Once that the chapters on the tolerances in production were analyzed, they will be analyzed chapters referred to the mechanical properties of the materials produced with the AM technology.

The Ti-6Al-4 V material is used in many aerospace and mechanical sectors. In fact, as it is reported in a publication of 2015, the alloy Ti-6Al-4 V AM production is good to improve the buytofly index from a typical value of 15 to 1 for the aerospace industry [13]. This ratio is obtained using the raw materials compared with the weight of the components at the end of their production. For the Ti-6Al-4 V, using an electron beam melting (EBM) method is possible to have a deposition rate of 500 mm/s, with a moderate operational cost. In the paper by Szost, they reported the following defects for the EBM:

  1. Vacancies of melting

  2. High-porosity of the materials.

The porosity of the materials produced with AM is a very important issue and this is evident since 2011 when a paper by Baufeld and others appeared [14]. In this chapter, it is fixed a limit value for the porosity of the materials to avoid the gas capture phenomenon and this limit is 6%.

Another paper reports the results of several mechanical tests of the alloy Ti-6Al-4 V when produced with AM (laser-beam deposition (LBD) and the shaped metal deposition (SMD)). In particular, it is interesting that for both the products it is not present any particular remark about the comparison with the traditional ones; they have a critical break tension of 900–1000 MPa and a starting tension for the plastic behavior to 770 MPa.

The production methods such as the EBM, the LBD, and the SMD characteristics are summarized in Table 1.

EBM LBD SMD
Max power (kW) 3 3.5 2.2
Max welding velocity (mm/s) 16.0 10.0 5.0
Max wire-feed velocity (mm/s) 25 40 33
Max wire diameter (mm) 1.0 1.2 1.2
Max height deposition step (mm) 0.1 1 1
Max deposition rate (kg/h) 0.1 0.7 0.6
Max wall thickness (mm) 10 4-5 9.1

Table 1.

Production parameters used for EBM, LBD and SMD in Baufeld et al.

To remark what before stated it is possible also to refer to a paper appeared on 2015 [15] on the mechanical properties of the alloy Ni-Ti produced using the technology of shaped memory alloy (SMA). In this chapter, the controls performed are several reported below:

  1. Scanning electron microscopy (SEM)

  2. Differential scanning colorimeter (DSC)

  3. X-ray diffraction (XRD)

  4. Micro-hardness test.

In all the tests, the products produced with the Ni-Ti alloy with SMA presented a very close behavior to the ones produced with traditional methods, confirming the goodness of the AM methods.

In 2015, a chapter focused its attention on the laser powder deposition (LPD) method that is very used in the spare parts prototyping; the paper mainly investigated a method to recognize defects during the production run that is ongoing [16].

Always on 2015, another paper appeared demonstrated the goodness of the parts realized in titanium alloys using the AM [17].

Another material used with the AM technology is the AlSi10Mg, that is, a no-metallic material. This material, when produced using the AM, has very similar mechanical characteristics when compared to the traditional production methods, as it was demonstrated in a paper where this fact was demonstrated using a DMLS technology [18].

From the literature analysis about the mechanical characteristics of the materials worked with AM technology is quite evident that the materials worked with this kind of technology are comparable at all with the traditional ones, except for some defects about the porosity of the materials, that can be faced with several adjustments and practices in the cycle or using a post-processing phase with traditional technologies.

Therefore, in conclusion, speaking in terms of quality of the final product, the AM processes are able to produce good parts, and so, it is possible to consider it in a production environment.

After the presentation of the process capability to realize good parts, let us continue with the operations management literature review.

Actually, different attention has to be paid to the operations management themes, since it is a research field for the AM not so much developed as the one about the materials and tolerances.

The operations management are the themes related to the: (i) production organization, (ii) production balancing, (iii) production quality, (iv) life cycle management, and (v) production sustainability.

The keywords investigated were strictly connected to the themes above mentioned with the adding of the AM words.

For the purpose of this chapter, they have analyzed 16 papers from several journals of the main scientific data base available nowadays.

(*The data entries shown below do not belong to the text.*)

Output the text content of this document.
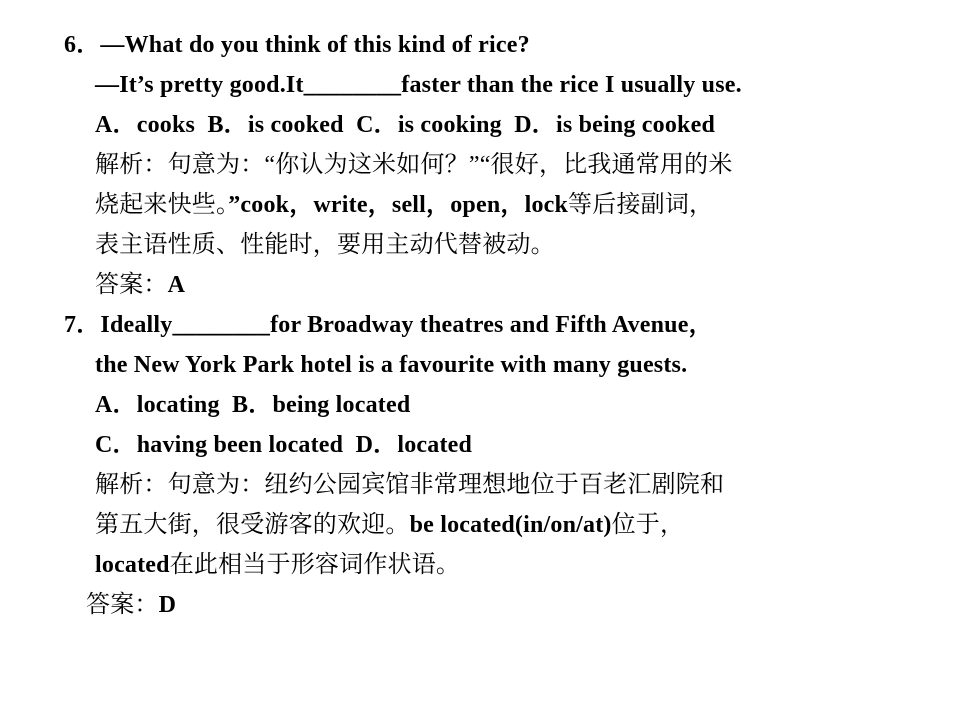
6．—What do you think of this kind of rice?
—It’s pretty good.It________faster than the rice I usually use.
A．cooks  B．is cooked  C．is cooking  D．is being cooked
解析：句意为：“你认为这米如何？”“很好，比我通常用的米
烧起来快些。”cook，write，sell，open，lock等后接副词，
表主语性质、性能时，要用主动代替被动。
答案：A
7．Ideally________for Broadway theatres and Fifth Avenue，
the New York Park hotel is a favourite with many guests.
A．locating  B．being located
C．having been located  D．located
解析：句意为：纽约公园宾馆非常理想地位于百老汇剧院和
第五大街，很受游客的欢迎。be located(in/on/at)位于，
located在此相当于形容词作状语。
答案：D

A first contribution analyzed is from an Indian study about the costing in the operations for the prototypes production with metallic materials. In the paper [19], it is evidenced that the rapid prototyping (RP) finds great advantages from the AM application since it allows reducing dramatically the contribution of the production costs for a single piece.

Another contribution also in 2010 appeared in USA, the paper investigated the sustainability impact of AM production system [20]. In the paper, in particular, it is presented an assessment framework for the sustainability assessment for an AM production system, considering the following elements: (i) energy consumption, (ii) waste production, (iii) water usage, and (iv) environmental impact.

After these two first papers, for some years no particular research paper was published, maybe because the theme was too unripe. The theme was looked with interest once again in 2013, that is, after few years with the rising of the first possibility to bring the AM in the industrial context.

Actually, in 2013, they appeared some papers of interest for the AM operations research theme. In this year, they appeared a paper about a cost-benefit analysis between traditional and AM methods for RP operations performed [21]. The benefits are dominant to the costs when the AM is used instead of traditional production systems.

In 2014, another study appeared to prove the convenience of an AM, from the supply chain management point of view [22]. It is defined a decision framework for the application of this technology to a specific product, and the AM resulted in the best choice, especially when the product to be produced is very complex in shape.

Always on 2014 another implementation framework for the AM technology was proposed by another research group [23]. In this paper the authors tried to understand if there is a model of decision capable to help the technology selection using also the AM in the production environment. Another contribution about a very similar theme appeared in 2015 by the US-Chinese research group demonstrated the convenience of the AM considering the supply chain and life-cycle cost models [24].

The technology selection decision was also analyzed by another paper published on 2014 [25]. The framework is based on the evaluation of parameters such as the part complexity, the quantity to be produced and the level of customization that the product requires.

With the 2015 the research started to be more focused on the operations management optimization. Indeed, on 2015 the creation of DSS able to put at the right level of a bill of materials a part produced using the AM technology appeared; the model does this minimizing the life cycle cost and maximizing the value chain of the product [26].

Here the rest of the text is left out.